What causes humans to have affection towards one another? Are we taught to love and nurture someone else from birth growing up from observation? Are we taught by our parents, or even perhaps the media that there is someone for everyone?

It's everywhere, from movies like Beauty and the Beast, to Shrek, and to many other countless re-hashes that love conquers all. But romantic love seems to be an affection or emotion exhibited by only human beings.

A dog or a lion or any miscellaneous animal doesn't take love into account when choosing a mate to procreate with, what makes us so different?

Some animals use mating noises or calls to attract someone of the opposite sex, some animals use scents. So for us, is mental compatibility a principle in mate selection? Assuming love is an inborn instinct/emotion that we're born with, that would be a definite yes.

If this is the case, is Darwin's theory of Natural Selection inherently true? The best looking/best to get with people will survive throughout the generations, whereas the people who are unable to find a significant other eventually get weeded out of the human gene pool.

But what if love is instead a taught behavior? Hypothetically speaking, what if one was not pre-exposed to any of the love movies/stories or grew up with parents that gave them nothing but food, water, standard arithmetic and a grasp with language, and survival needs. Would this person be able to have a mental understanding of love or compassion in the first place without having knowledge of what it even is?

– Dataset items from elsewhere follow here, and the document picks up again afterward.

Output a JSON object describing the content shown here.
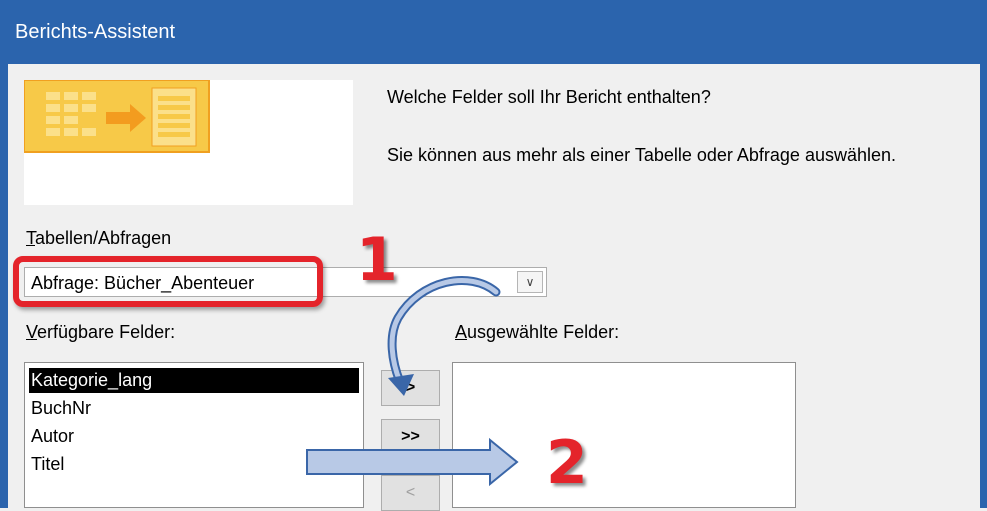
{
  "window": {
    "title": "Berichts-Assistent"
  },
  "wizard_image": {
    "icon": "report-wizard-icon"
  },
  "prompts": {
    "question": "Welche Felder soll Ihr Bericht enthalten?",
    "hint": "Sie können aus mehr als einer Tabelle oder Abfrage auswählen."
  },
  "tables_queries": {
    "label_mnemonic": "T",
    "label_rest": "abellen/Abfragen",
    "selected_value": "Abfrage: Bücher_Abenteuer"
  },
  "available_fields": {
    "label_mnemonic": "V",
    "label_rest": "erfügbare Felder:",
    "items": [
      "Kategorie_lang",
      "BuchNr",
      "Autor",
      "Titel"
    ],
    "selected_index": 0
  },
  "selected_fields": {
    "label_mnemonic": "A",
    "label_rest": "usgewählte Felder:",
    "items": []
  },
  "move_buttons": {
    "add_one": ">",
    "add_all": ">>",
    "remove_one": "<"
  },
  "annotations": {
    "step1": "1",
    "step2": "2",
    "color": "#e4242b"
  },
  "colors": {
    "titlebar": "#2b64ad",
    "annotation_red": "#e4242b",
    "arrow_fill": "#b8c9e6",
    "arrow_stroke": "#3a66a8"
  }
}
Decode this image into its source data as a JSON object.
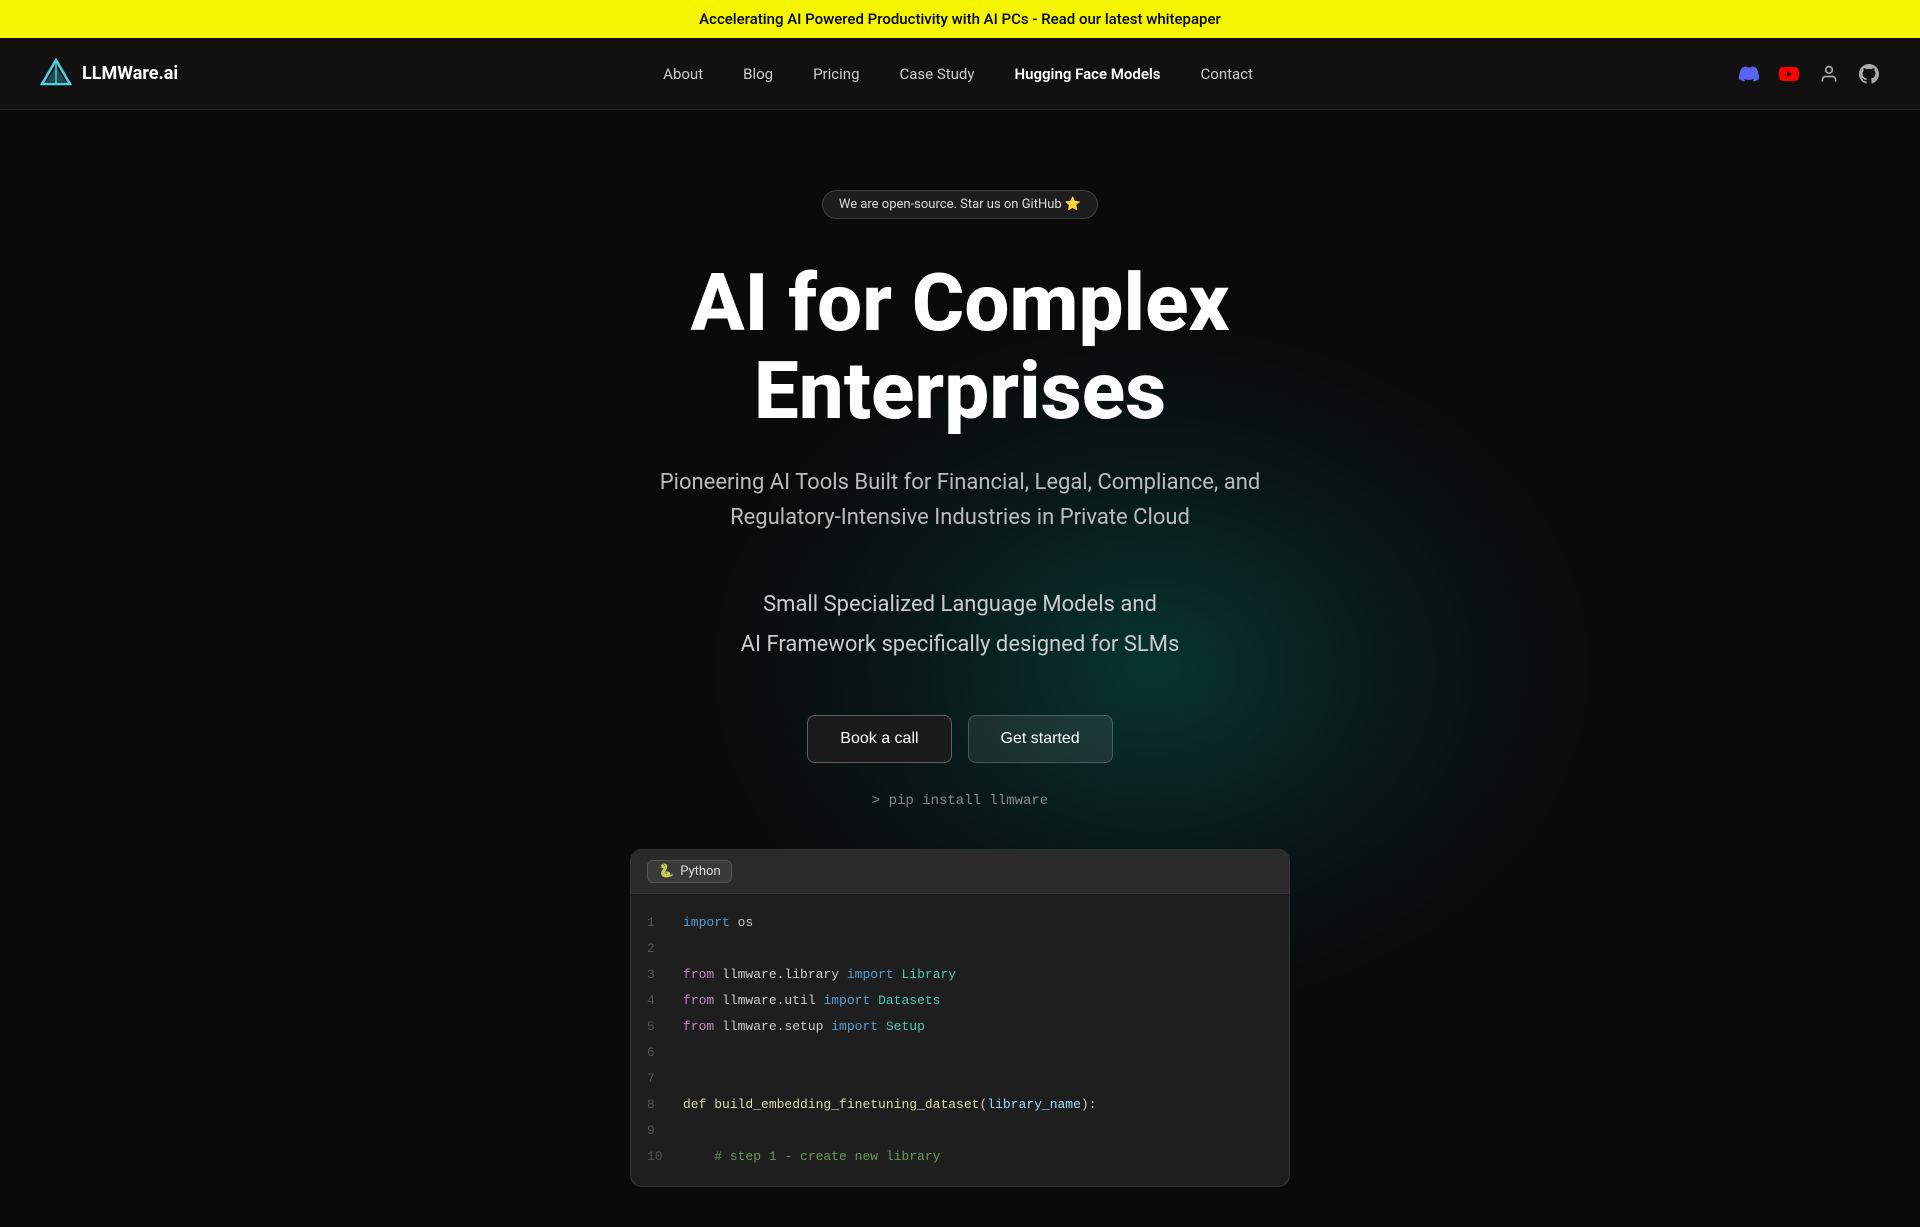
{
  "banner": {
    "text": "Accelerating AI Powered Productivity with AI PCs - Read our latest whitepaper"
  },
  "navbar": {
    "logo_text": "LLMWare.ai",
    "nav_items": [
      {
        "label": "About",
        "active": false
      },
      {
        "label": "Blog",
        "active": false
      },
      {
        "label": "Pricing",
        "active": false
      },
      {
        "label": "Case Study",
        "active": false
      },
      {
        "label": "Hugging Face Models",
        "active": false
      },
      {
        "label": "Contact",
        "active": false
      }
    ],
    "social_icons": [
      "discord",
      "youtube",
      "account",
      "github"
    ]
  },
  "hero": {
    "badge_text": "We are open-source. Star us on GitHub ⭐",
    "title": "AI for Complex Enterprises",
    "subtitle": "Pioneering AI Tools Built for Financial, Legal, Compliance, and Regulatory-Intensive Industries in Private Cloud",
    "secondary_line1": "Small Specialized Language Models and",
    "secondary_line2": "AI Framework specifically designed for SLMs",
    "btn_book": "Book a call",
    "btn_started": "Get started",
    "pip_command": "> pip install llmware",
    "code_lang": "Python",
    "code_lines": [
      {
        "num": "1",
        "content": "import os"
      },
      {
        "num": "2",
        "content": ""
      },
      {
        "num": "3",
        "content": "from llmware.library import Library"
      },
      {
        "num": "4",
        "content": "from llmware.util import Datasets"
      },
      {
        "num": "5",
        "content": "from llmware.setup import Setup"
      },
      {
        "num": "6",
        "content": ""
      },
      {
        "num": "7",
        "content": ""
      },
      {
        "num": "8",
        "content": "def build_embedding_finetuning_dataset(library_name):"
      },
      {
        "num": "9",
        "content": ""
      },
      {
        "num": "10",
        "content": "    # step 1 - create new library"
      }
    ]
  }
}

Well then, what type of women interest me?

Someone who respects who I am, and someone who knows what they want and aren't indecisive. I really don't like to have to "fight" for someone who plays "hard to get", and I'm not interested in anyone who plays that.

Someone who is willing to help me out and wouldn't mind actually going against me sometimes in a discussion. I wouldn't want someone who agrees with me 100% of the time, then it seems that the person is agreeing for the hell of it, and then it feels one-sided.

Someone who does not mind my awkward-ness. The person needs to be able to put up with my shy, reclusive behavior.

Someone who does not give one-word responses. "Cool", "Nice", and what not as a response to me talking to you means that I'll think you're not interested. If I think you're not interested, I'll stop talking in order to not waste your time and not waste my time. I don't like coming off as being annoying, so I try my best to give people space.

Someone who isn't afraid to initiate a conversation. I do not like to start conversations with people, period. Again, I don't like coming off as annoying to people, and I just usually keep to myself and reply when messaged. If you send me messages sometimes to initiate a conversation, I'll be more inclined to drop a random message here and there in the future.

Someone who isn't afraid to actually ask someone out. I normally do not ask people out. I also will not budge on this policy. I don't ask women out because everyone who I have asked out and said "Yes" has cheated on me. If someone goes through the trouble to ask me out, then I would know that they have some genuine feelings for me rather than fake ones that are thrown away when they are unfaithful. Just my two cents.